I took David’s call in the Mallory lobby after mom and I got back from dinner.
“I still can’t believe it,” he said. “You actually got her to see someone.”
“You have to promise that when she gets home, you’ll make sure she follows up.”
“Think it’ll be serious?”
“She’s had a couple episodes.”
“There? With you?”
“Yes.”
“Why didn’t you tell me?”
“Nothing you can do. Except tell Ron.”
Parada practiced endocrinology from a well-appointed office overlooking downtown Seattle. She was as warm and gracious as she seemed from a distance, taking mom’s hand in both of hers, explaining what she could and could not do, then asking if it was okay with mom if I explained what prompted me to request her intercession. I detailed only what had happened at Parrington Lawn and Roslyn. I didn’t want mom to think David and I were spying on her and commiserating behind her back. I squeezed mom’s hand.

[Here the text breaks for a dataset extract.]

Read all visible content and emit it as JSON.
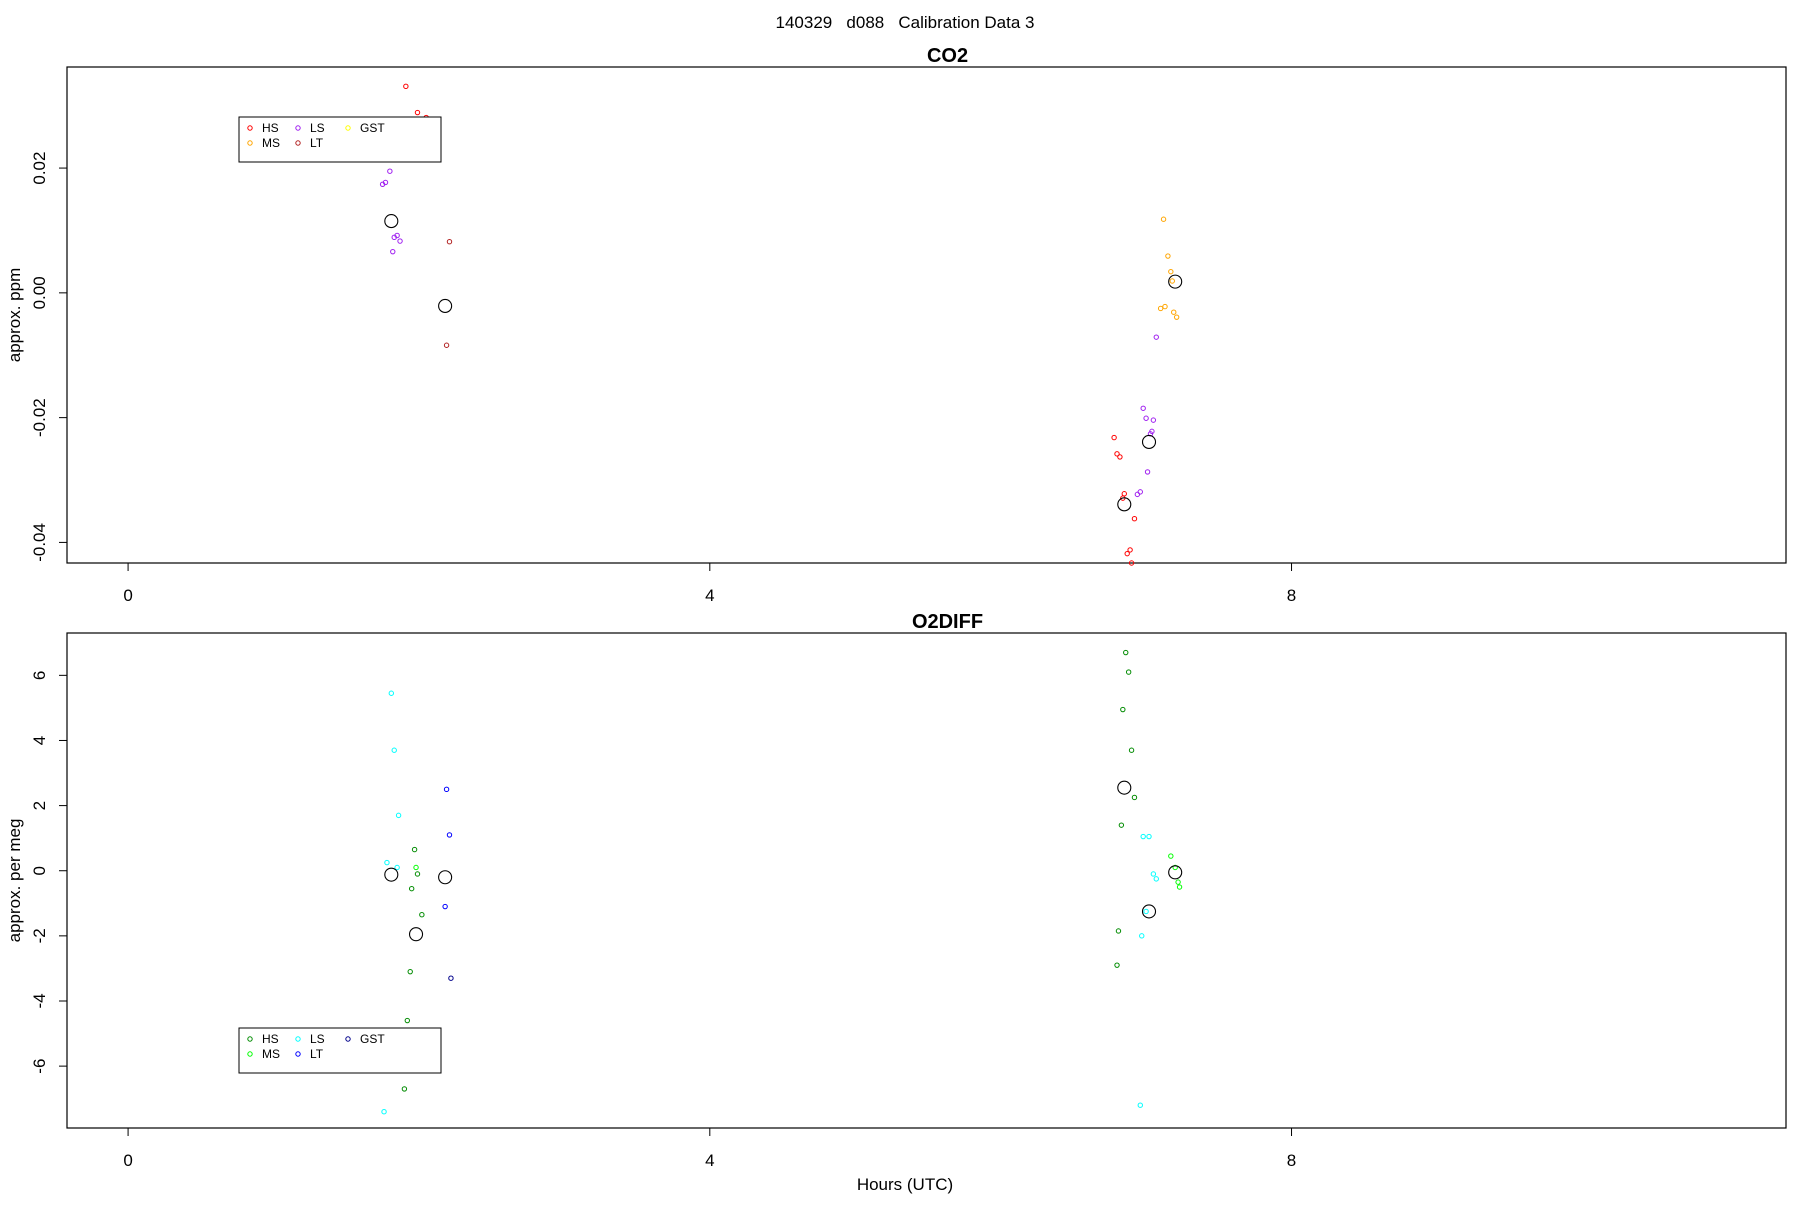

“I want to spend some time with your mom,” Parada said. “Then offer some suggestions about who she might see and what questions she might ask back home.”
I sat in the waiting room. Mom emerged an hour later, trying to smile through red, moist eyes. Parada was behind her.
“You will let me know how everything turns out?” Parada asked. Mom nodded and said “yes” almost breathlessly.